Closed ben-norton closed 1 year ago
If bounding boxes (#219) were provided a model and the scientificName by a human, then I guess you could express both in classifiedBy
, but I typically favour to retain the classifiedBy
who provided the highest classificationConfidence
.
What information would you provide in a classificationMethod
and what use cases would it solve?
I think the same logic as proposed in #225 should also apply to classificationMethod
e.g. machine | human
Note that this field has a controlled vocab. Do we drop that then? Or do we recommend to only populate the latest classification (no pipes). Or is it better to have 2 observation (with diff classificationTimestamp)?
You are right, then we would have to drop a controlled vocabulary, which is maybe not that terribly bad idea in this case (until we come with a better solution). Having 2 observations (or more) is an option already (btw very useful for testing AI models) but then we still do not know if they were made independently or if they were "chained" (machine -> human).
Wouldn’t you be able to defer chained from the classificationTimestamp in 2 obs? I’m a bit reluctant to throw away a vocab 😊
Not really, as 2 obs having different timestamps can still be classified independently and not "chained" together. By chaining I mean e.g. the following case: human expert verifies machine classification. But maybe cases like that are to specific for a data exchange standard?
But maybe cases like that are too specific for a data exchange standard?
Imo yes. I would suggest:
human
or machine
pointing to the latest classification. Basically allows users to filter on classifications not verified by a humanMegaDetector V5 | Jakub Bubnicki
, in the order these were classified.@kbubnicki would that be ok for you?
The solution is a bit anthropocentric i.e. assuming that humans always perform better than machines ;)
@kbubnicki would that be ok for you?
Yes, I think this is a good compromise!
I suggest adding something to the definition for "classificationMethod" to point to the connection with "classifiedBy", and vice versa.
I was scanning through the terms during the November webinar to see how to list which AI model was used to determine a species, and was surprised to see that classificationMethod was simply an enum of human or machine. I stopped right there and went to the Issues to find a discussion about that, before I even realized that there was a following classifiedBy term. I admit this was lazy reading on my part, but I can imagine other users missing the connection as well.
See https://github.com/tdwg/camtrap-dp/issues/225#issuecomment-1420784370, we won't allow multiple (| separated) values for the classification terms.
@MikeTrizna the definition for classificationMethod
has been updated from:
Classification method.
To:
Method (most recently) used to classify the observation.
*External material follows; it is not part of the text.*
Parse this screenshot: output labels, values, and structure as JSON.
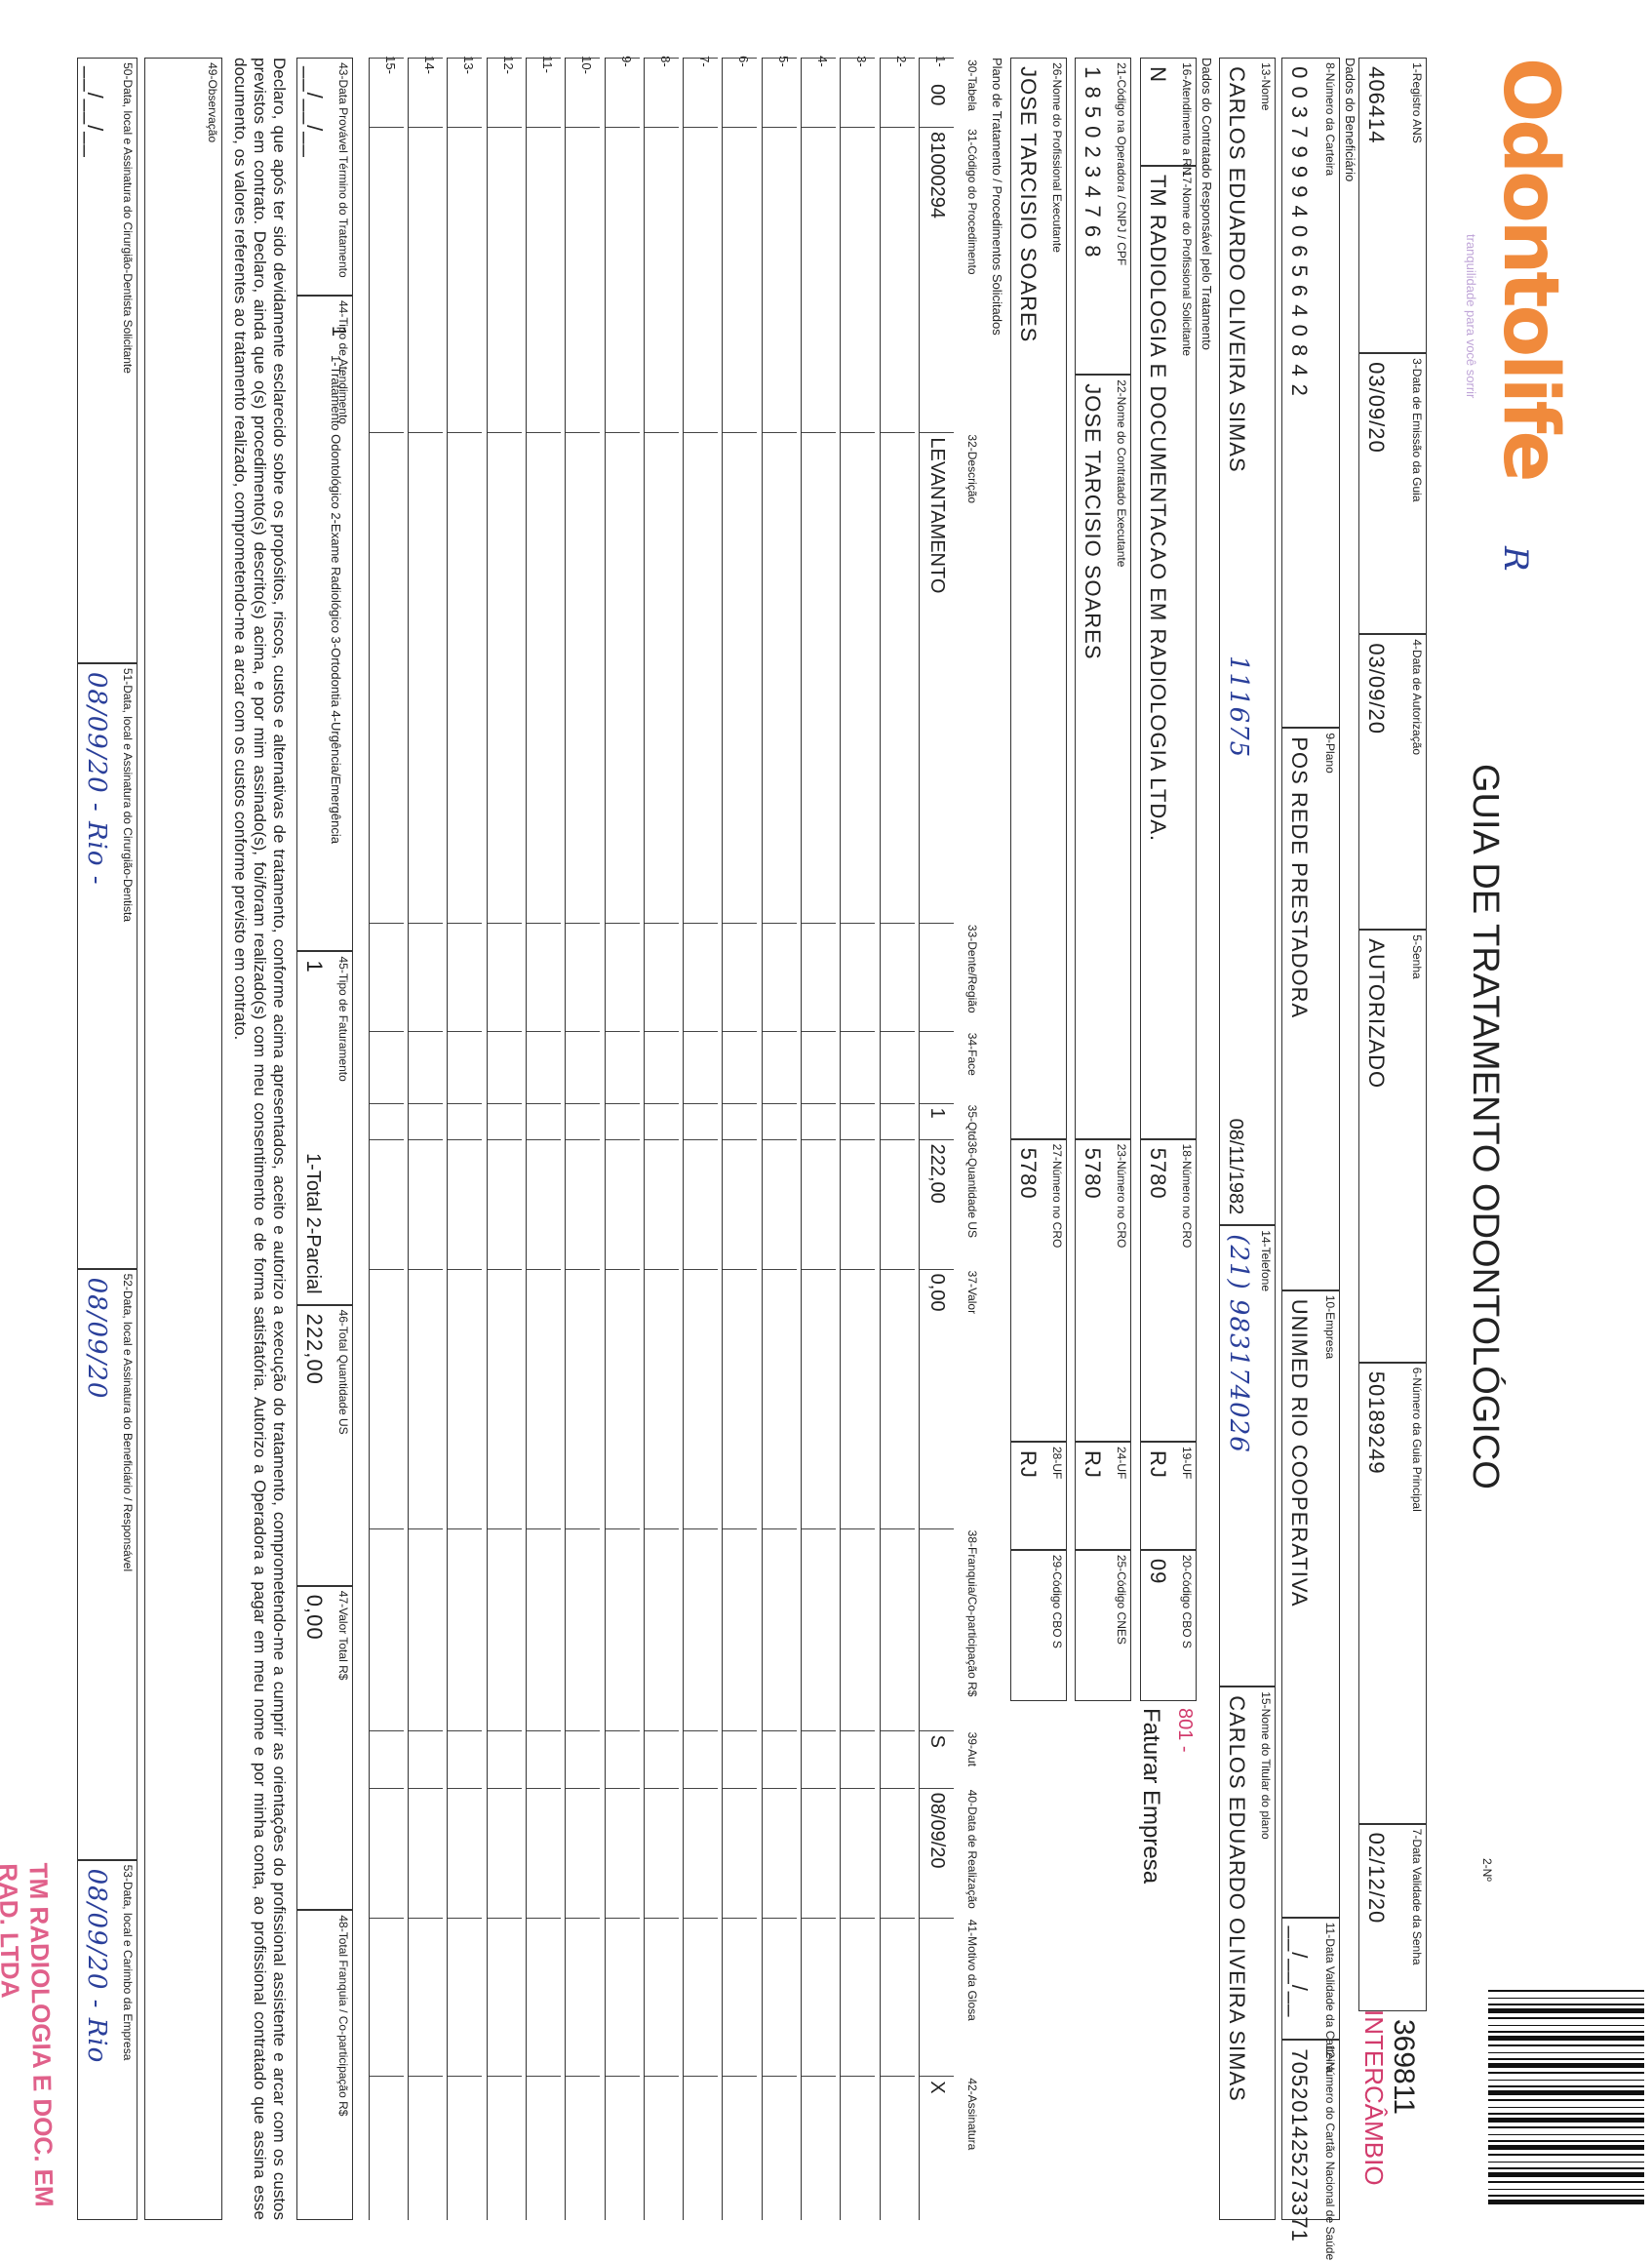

I'd prefer not to reference classifiedBy
in that definition, because it opens the door to having to reference the other classification terms too... as well as cross-referencing many other related terms in their definitions. 😅
I strongly support the inclusion of a classificationMethod term. Use cases are more complicated than a simple human or machine. A growing number of observations are being produced by a combination of human and machine. Computer vision models that filter out blanks perform substantially better than animal classifiers, especially at the global or continental level. Models that place bounding boxes around objects of interest perform equally well. So you have a multi-step process for an observation that includes both human and machines. If both values are true, then which should be selected?